A flurry of white feathers on the pond, a pile of guano on the front doorstep and two peanuts in a corner of the hall. Welcome signs of wildlife at Pond Cottage and, note, they are not all outside the cottage. While swans (mostly) keep to the pond, our doorstep guano is deposited by bats roosting above the bedroom window, and the peanuts were left by an inquisitive red squirrel which ventured inside the back door.
Yes, a red squirrel. We don’t know why but the reds seem to be thriving in our small patch of woodland in Perth and Kinross, far from their usual sightings further north. In fact, defying the norm, the arrival of the reds has coincided with a retreat of the greys. Perhaps that’s because there’s been an energetic cull of local greys by more diligent conservationists in our neighbourhood (I’m afraid we couldn’t quite bring ourselves to trap the alien grey, Sciurus carolinensis, introduced from North America in the 19th century and generally blamed for the decline of our native reds ). But in any case the greys now seem unexpectedly wary – on the odd occasion they venture into the garden they keep a respectful distance until the reds have finished their morning feast on the bird table. And the reds have made themselves very much at home. Most mornings we watch three of them chasing each other across the grass, frisky and surprisingly undeterred by our presence.

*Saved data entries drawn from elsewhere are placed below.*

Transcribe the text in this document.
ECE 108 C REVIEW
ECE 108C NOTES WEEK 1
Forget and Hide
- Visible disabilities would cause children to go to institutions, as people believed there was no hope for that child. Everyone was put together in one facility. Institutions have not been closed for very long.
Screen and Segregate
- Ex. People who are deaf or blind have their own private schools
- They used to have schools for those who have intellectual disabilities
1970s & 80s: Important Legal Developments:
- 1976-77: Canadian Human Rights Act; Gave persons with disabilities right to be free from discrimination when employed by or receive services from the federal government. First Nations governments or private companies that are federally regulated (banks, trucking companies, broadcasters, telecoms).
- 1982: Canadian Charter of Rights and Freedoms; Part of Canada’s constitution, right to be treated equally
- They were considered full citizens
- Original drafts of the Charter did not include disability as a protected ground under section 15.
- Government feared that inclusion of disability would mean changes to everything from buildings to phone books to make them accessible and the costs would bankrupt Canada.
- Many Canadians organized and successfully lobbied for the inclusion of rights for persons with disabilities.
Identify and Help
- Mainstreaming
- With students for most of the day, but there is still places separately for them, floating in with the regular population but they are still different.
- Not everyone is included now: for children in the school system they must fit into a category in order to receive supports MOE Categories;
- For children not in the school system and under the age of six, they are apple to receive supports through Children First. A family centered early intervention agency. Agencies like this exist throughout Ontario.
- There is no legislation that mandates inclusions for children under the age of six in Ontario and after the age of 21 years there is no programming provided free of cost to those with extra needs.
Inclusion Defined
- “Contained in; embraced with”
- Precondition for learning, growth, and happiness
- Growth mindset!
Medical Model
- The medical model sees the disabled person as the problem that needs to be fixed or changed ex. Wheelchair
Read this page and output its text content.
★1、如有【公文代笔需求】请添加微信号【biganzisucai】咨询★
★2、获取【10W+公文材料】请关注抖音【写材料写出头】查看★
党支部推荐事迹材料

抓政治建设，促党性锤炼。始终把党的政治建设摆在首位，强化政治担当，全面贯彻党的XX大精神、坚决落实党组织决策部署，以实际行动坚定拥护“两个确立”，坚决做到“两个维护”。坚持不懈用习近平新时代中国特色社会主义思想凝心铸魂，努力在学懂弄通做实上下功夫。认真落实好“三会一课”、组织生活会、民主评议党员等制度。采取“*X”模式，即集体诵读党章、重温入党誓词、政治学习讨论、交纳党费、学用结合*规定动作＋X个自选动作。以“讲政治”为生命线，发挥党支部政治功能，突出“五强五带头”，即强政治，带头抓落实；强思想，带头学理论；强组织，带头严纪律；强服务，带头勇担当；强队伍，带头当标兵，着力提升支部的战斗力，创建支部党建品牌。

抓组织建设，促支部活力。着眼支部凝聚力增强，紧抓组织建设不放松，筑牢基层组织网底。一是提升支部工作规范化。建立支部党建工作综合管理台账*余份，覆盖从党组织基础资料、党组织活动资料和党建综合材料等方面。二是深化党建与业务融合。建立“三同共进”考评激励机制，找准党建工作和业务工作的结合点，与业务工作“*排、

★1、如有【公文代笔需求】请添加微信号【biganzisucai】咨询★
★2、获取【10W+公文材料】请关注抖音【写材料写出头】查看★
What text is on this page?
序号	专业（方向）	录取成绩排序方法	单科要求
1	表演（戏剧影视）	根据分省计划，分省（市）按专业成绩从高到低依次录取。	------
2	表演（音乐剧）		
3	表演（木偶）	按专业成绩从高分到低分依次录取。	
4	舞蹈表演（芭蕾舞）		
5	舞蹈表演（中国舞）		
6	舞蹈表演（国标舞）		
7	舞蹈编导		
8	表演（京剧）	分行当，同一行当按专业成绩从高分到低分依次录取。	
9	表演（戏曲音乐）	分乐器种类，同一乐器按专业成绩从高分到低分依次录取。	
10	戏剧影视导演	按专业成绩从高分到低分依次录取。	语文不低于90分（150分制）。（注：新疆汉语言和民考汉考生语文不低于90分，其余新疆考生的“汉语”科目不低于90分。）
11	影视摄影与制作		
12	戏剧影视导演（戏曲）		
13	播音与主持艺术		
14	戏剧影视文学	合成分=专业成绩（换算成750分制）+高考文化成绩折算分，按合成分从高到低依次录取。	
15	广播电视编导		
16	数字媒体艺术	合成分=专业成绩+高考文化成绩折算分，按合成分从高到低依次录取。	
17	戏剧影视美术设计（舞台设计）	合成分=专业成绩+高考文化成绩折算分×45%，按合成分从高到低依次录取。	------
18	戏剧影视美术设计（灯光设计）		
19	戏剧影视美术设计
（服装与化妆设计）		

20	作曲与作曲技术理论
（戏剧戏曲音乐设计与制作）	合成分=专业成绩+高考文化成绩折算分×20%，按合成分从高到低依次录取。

No bird feeder is safe from a squirrel, grey or red. One morning I opened the curtains to face a plump little animal inside the most robust bird feeder we possess, right outside the bedroom window. It looked me in the eye, paws neatly clenching a prize peanut. It seemed in no hurry to leave, though a little panic set in (on both sides of the window) when the little creature had difficulty squeezing out through the bars protecting the feeder.
There is something special about looking a wild creature in the eye. A kind of mutual recognition that I can’t find words to describe. Wonder, delight and some sort of sadness that the moment cannot last, perhaps. Yet the great magic of Pond Cottage is that there are many moments like this, however fleeting.
This year, arriving and leaving by car, we have travelled with young deer running beside us along the lane. Occasionally we disturb a pair of buzzards teaching their young to fly over the beech trees by the pond. A young hare lollops round the cottage in the early morning. And bats chirrup in late afternoon sun. Don’t let anyone tell you bats cannot be heard by human ears – they twitter and chatter when the sun hits their roost. I thought I was imagining things until I traced the sound to a corner of the eaves above the bedroom window and spotted piles of dung on windowsills and the front doorstep. Which means two roosts perhaps?
Watching birds and animals feeding and sheltering round the cottage we see quirks of behaviour that aren’t explained in the guide books. So many unanswered questions in our little notebook. Why did the adult swans leave the pond earlier this year instead of staying to rear a brood as they have done for years? Even more mysteriously, why and from where did they return with five cygnets in September? Now, just as we were getting used to having them around, the adults have disappeared again leaving the young ones behind.
Red squirrels raise questions too. Who knew they were so competitive, so friskily flirtatious? Energetic battles round the bird table this autumn reveal surprising rivalry for territory and food which we haven’t noticed before. Does that mean there is now more than one pair rearing young?
And what on earth lured Squirrel Nutkin through the back door into the cottage? That was a surprise for both Ray and the red – not quite under the bed but very near it – and it took some time before the poor, frightened animal could be guided outside again, leaving two nibbled peanuts in the corner.